Das Gedenkjahr für die mörderische Offensive der Roten Armee Fraktion von 1977 ist vorbei. Eigentlich hätte man erwarten können, dass nun wieder Ruhe einkehrt, dass die letzten RAF-Häftlinge, Christian Klar und Birgit Hogefeld, ihre Haftstrafen absitzen und dann auf Bewährung entlassen werden.

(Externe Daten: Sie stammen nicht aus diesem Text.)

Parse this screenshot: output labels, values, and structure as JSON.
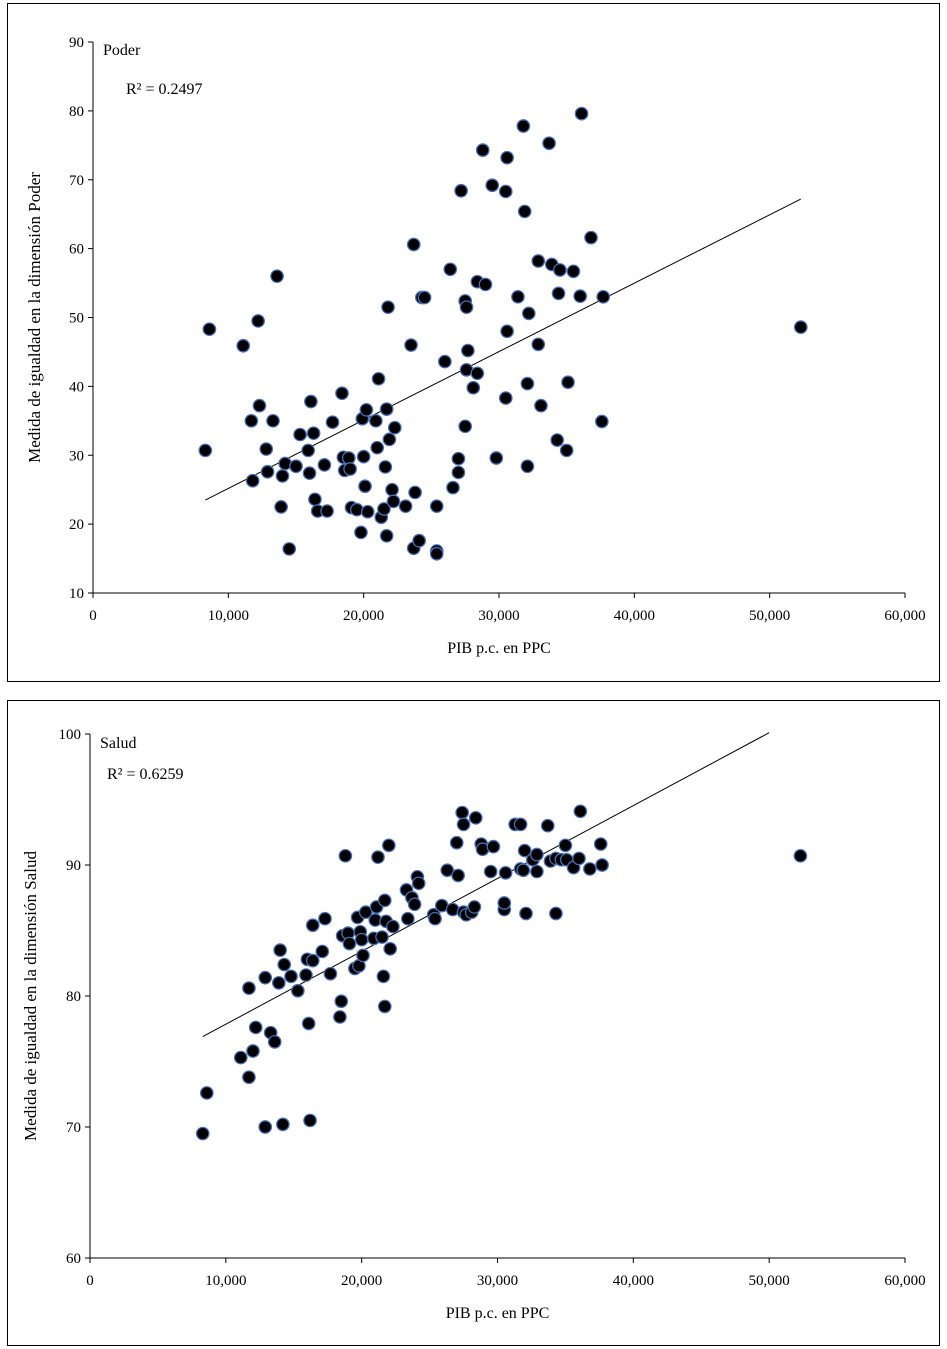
{
  "chart_data": [
    {
      "type": "scatter",
      "panel_label": "Poder",
      "r2_label": "R² = 0.2497",
      "xlabel": "PIB p.c. en PPC",
      "ylabel": "Medida de igualdad en la dimensión Poder",
      "xlim": [
        0,
        60000
      ],
      "ylim": [
        10,
        90
      ],
      "xticks": [
        0,
        10000,
        20000,
        30000,
        40000,
        50000,
        60000
      ],
      "xtick_labels": [
        "0",
        "10,000",
        "20,000",
        "30,000",
        "40,000",
        "50,000",
        "60,000"
      ],
      "yticks": [
        10,
        20,
        30,
        40,
        50,
        60,
        70,
        80,
        90
      ],
      "ytick_labels": [
        "10",
        "20",
        "30",
        "40",
        "50",
        "60",
        "70",
        "80",
        "90"
      ],
      "trendline": [
        [
          8300,
          23.5
        ],
        [
          52300,
          67.2
        ]
      ],
      "marker_color": "#000000",
      "marker_edge": "#4a6fb5",
      "points": [
        [
          8300,
          30.7
        ],
        [
          8600,
          48.3
        ],
        [
          11100,
          45.9
        ],
        [
          11700,
          35
        ],
        [
          11800,
          26.3
        ],
        [
          12200,
          49.5
        ],
        [
          12300,
          37.2
        ],
        [
          12800,
          30.9
        ],
        [
          12900,
          27.6
        ],
        [
          13300,
          35
        ],
        [
          13600,
          56
        ],
        [
          13900,
          22.5
        ],
        [
          14000,
          27
        ],
        [
          14200,
          28.8
        ],
        [
          14500,
          16.4
        ],
        [
          15000,
          28.4
        ],
        [
          15300,
          33
        ],
        [
          15900,
          30.7
        ],
        [
          16000,
          27.4
        ],
        [
          16100,
          37.8
        ],
        [
          16300,
          33.2
        ],
        [
          16400,
          23.6
        ],
        [
          16600,
          21.9
        ],
        [
          17100,
          28.6
        ],
        [
          17300,
          21.9
        ],
        [
          17700,
          34.8
        ],
        [
          18400,
          39
        ],
        [
          18500,
          29.7
        ],
        [
          18600,
          27.8
        ],
        [
          18900,
          29.6
        ],
        [
          19000,
          28
        ],
        [
          19100,
          22.4
        ],
        [
          19500,
          22.1
        ],
        [
          19800,
          18.8
        ],
        [
          19900,
          35.3
        ],
        [
          20000,
          29.8
        ],
        [
          20100,
          25.5
        ],
        [
          20200,
          36.6
        ],
        [
          20300,
          21.8
        ],
        [
          20900,
          35
        ],
        [
          21000,
          31.1
        ],
        [
          21100,
          41.1
        ],
        [
          21300,
          21
        ],
        [
          21500,
          22.2
        ],
        [
          21600,
          28.3
        ],
        [
          21700,
          36.7
        ],
        [
          21700,
          18.3
        ],
        [
          21800,
          51.5
        ],
        [
          21900,
          32.3
        ],
        [
          22100,
          25
        ],
        [
          22200,
          23.3
        ],
        [
          22300,
          34
        ],
        [
          23100,
          22.6
        ],
        [
          23500,
          46
        ],
        [
          23800,
          24.6
        ],
        [
          23700,
          60.6
        ],
        [
          23700,
          16.5
        ],
        [
          24100,
          17.6
        ],
        [
          24300,
          52.9
        ],
        [
          24500,
          52.9
        ],
        [
          25400,
          22.6
        ],
        [
          25400,
          16.1
        ],
        [
          25400,
          15.7
        ],
        [
          26000,
          43.6
        ],
        [
          26400,
          57
        ],
        [
          26600,
          25.3
        ],
        [
          27000,
          29.5
        ],
        [
          27000,
          27.5
        ],
        [
          27200,
          68.4
        ],
        [
          27500,
          34.2
        ],
        [
          27500,
          52.4
        ],
        [
          27600,
          51.5
        ],
        [
          27700,
          45.2
        ],
        [
          27600,
          42.4
        ],
        [
          28100,
          39.8
        ],
        [
          28400,
          55.2
        ],
        [
          28400,
          41.9
        ],
        [
          28800,
          74.3
        ],
        [
          29000,
          54.8
        ],
        [
          29500,
          69.2
        ],
        [
          29800,
          29.6
        ],
        [
          30500,
          38.3
        ],
        [
          30500,
          68.3
        ],
        [
          30600,
          48
        ],
        [
          30600,
          73.2
        ],
        [
          31400,
          53
        ],
        [
          31900,
          65.4
        ],
        [
          31800,
          77.8
        ],
        [
          32100,
          40.4
        ],
        [
          32100,
          28.4
        ],
        [
          32200,
          50.6
        ],
        [
          32900,
          58.2
        ],
        [
          32900,
          46.1
        ],
        [
          33100,
          37.2
        ],
        [
          33700,
          75.3
        ],
        [
          33900,
          57.7
        ],
        [
          34300,
          32.2
        ],
        [
          34400,
          53.5
        ],
        [
          34500,
          56.9
        ],
        [
          35000,
          30.7
        ],
        [
          35100,
          40.6
        ],
        [
          35500,
          56.7
        ],
        [
          36000,
          53.1
        ],
        [
          36100,
          79.6
        ],
        [
          36800,
          61.6
        ],
        [
          37600,
          34.9
        ],
        [
          37700,
          53
        ],
        [
          52300,
          48.6
        ]
      ]
    },
    {
      "type": "scatter",
      "panel_label": "Salud",
      "r2_label": "R² = 0.6259",
      "xlabel": "PIB p.c. en PPC",
      "ylabel": "Medida de igualdad en la dimensión Salud",
      "xlim": [
        0,
        60000
      ],
      "ylim": [
        60,
        100
      ],
      "xticks": [
        0,
        10000,
        20000,
        30000,
        40000,
        50000,
        60000
      ],
      "xtick_labels": [
        "0",
        "10,000",
        "20,000",
        "30,000",
        "40,000",
        "50,000",
        "60,000"
      ],
      "yticks": [
        60,
        70,
        80,
        90,
        100
      ],
      "ytick_labels": [
        "60",
        "70",
        "80",
        "90",
        "100"
      ],
      "trendline": [
        [
          8300,
          76.9
        ],
        [
          50000,
          100.1
        ]
      ],
      "marker_color": "#000000",
      "marker_edge": "#4a6fb5",
      "points": [
        [
          8300,
          69.5
        ],
        [
          8600,
          72.6
        ],
        [
          11100,
          75.3
        ],
        [
          11700,
          73.8
        ],
        [
          11700,
          80.6
        ],
        [
          12000,
          75.8
        ],
        [
          12200,
          77.6
        ],
        [
          12900,
          70
        ],
        [
          12900,
          81.4
        ],
        [
          13300,
          77.2
        ],
        [
          13600,
          76.5
        ],
        [
          13900,
          81
        ],
        [
          14000,
          83.5
        ],
        [
          14200,
          70.2
        ],
        [
          14300,
          82.4
        ],
        [
          14800,
          81.5
        ],
        [
          15300,
          80.4
        ],
        [
          15900,
          81.6
        ],
        [
          16000,
          82.8
        ],
        [
          16100,
          77.9
        ],
        [
          16200,
          70.5
        ],
        [
          16400,
          85.4
        ],
        [
          16400,
          82.7
        ],
        [
          17100,
          83.4
        ],
        [
          17300,
          85.9
        ],
        [
          17700,
          81.7
        ],
        [
          18400,
          78.4
        ],
        [
          18500,
          79.6
        ],
        [
          18600,
          84.6
        ],
        [
          18800,
          90.7
        ],
        [
          19000,
          84.8
        ],
        [
          19100,
          84
        ],
        [
          19500,
          82.1
        ],
        [
          19700,
          86
        ],
        [
          19800,
          82.3
        ],
        [
          19900,
          84.9
        ],
        [
          20000,
          84.3
        ],
        [
          20100,
          83.1
        ],
        [
          20300,
          86.4
        ],
        [
          20900,
          84.4
        ],
        [
          21000,
          85.8
        ],
        [
          21100,
          86.8
        ],
        [
          21200,
          90.6
        ],
        [
          21500,
          84.5
        ],
        [
          21600,
          81.5
        ],
        [
          21700,
          79.2
        ],
        [
          21700,
          87.3
        ],
        [
          21800,
          85.7
        ],
        [
          22000,
          91.5
        ],
        [
          22100,
          83.6
        ],
        [
          22300,
          85.3
        ],
        [
          23300,
          88.1
        ],
        [
          23400,
          85.9
        ],
        [
          23700,
          87.5
        ],
        [
          23900,
          87
        ],
        [
          24100,
          89.1
        ],
        [
          24200,
          88.6
        ],
        [
          25300,
          86.2
        ],
        [
          25400,
          85.9
        ],
        [
          25900,
          86.9
        ],
        [
          26300,
          89.6
        ],
        [
          26700,
          86.6
        ],
        [
          27000,
          91.7
        ],
        [
          27100,
          89.2
        ],
        [
          27400,
          94
        ],
        [
          27500,
          93.1
        ],
        [
          27500,
          86.4
        ],
        [
          27700,
          86.2
        ],
        [
          28100,
          86.4
        ],
        [
          28300,
          86.8
        ],
        [
          28400,
          93.6
        ],
        [
          28800,
          91.6
        ],
        [
          28900,
          91.2
        ],
        [
          29500,
          89.5
        ],
        [
          29700,
          91.4
        ],
        [
          30500,
          86.6
        ],
        [
          30500,
          87.1
        ],
        [
          30600,
          89.4
        ],
        [
          31300,
          93.1
        ],
        [
          31700,
          93.1
        ],
        [
          31700,
          89.7
        ],
        [
          31900,
          89.6
        ],
        [
          32000,
          91.1
        ],
        [
          32100,
          86.3
        ],
        [
          32600,
          90.4
        ],
        [
          32900,
          89.5
        ],
        [
          32900,
          90.8
        ],
        [
          33700,
          93
        ],
        [
          33900,
          90.3
        ],
        [
          34300,
          90.5
        ],
        [
          34300,
          86.3
        ],
        [
          34700,
          90.4
        ],
        [
          35000,
          91.5
        ],
        [
          35100,
          90.4
        ],
        [
          35600,
          89.8
        ],
        [
          36000,
          90.5
        ],
        [
          36100,
          94.1
        ],
        [
          36800,
          89.7
        ],
        [
          37600,
          91.6
        ],
        [
          37700,
          90
        ],
        [
          52300,
          90.7
        ]
      ]
    }
  ]
}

Doch Stuttgarts Justizminister Goll eröffnet einen neuen sinnlosen Konflikt, indem er Christian Klar auf unabsehbare Zeit die Haftlockerungen streicht, die seine Entlassung vorbereiten. Die Begründung "Fluchtgefahr" wirkt an den Haaren herbeigezogen. Goll malt ein völlig irreales Drohszenario an die Wand, um Klar potenzielle Kurzschlusshandlungen unterstellen zu können.

Neben einer drohenden Beugehaft, die die Entlassung verzögert, sei Klars Freilassung generell in Gefahr, so Goll, wenn dieser weiter "Strafvereitelung" betreibe. Goll droht also faktisch mit einer lebenslangen Beugehaft, die es im Rechtsstaat natürlich nicht gibt. Die Beugehaft ist auf sechs Monate begrenzt und kann nicht durch den Vorwurf der Strafvereitelung durch die Hintertür verlängert werden.

Es ist auch nicht wirklich zu befürchten, dass Goll mit dieser Argumentation durchkommt. Über die Streichung der Vollzugslockerungen entscheiden ebenso Gerichte wie über Klars Haftentlassung nach 26 Jahren Mindestverbüßungszeit. Es wären nicht die ersten juristischen Niederlagen, die Goll in dieser Sache hinzunehmen hätte.

Zwar ist es ein Zeichen von Resozialisierung, wenn das Rechtsgefühl beim früheren Terroristen Klar regelmäßig besser ausgeprägt ist als bei seinem zuständigen Justizminister. Goll sollte das aber eher peinlich sein.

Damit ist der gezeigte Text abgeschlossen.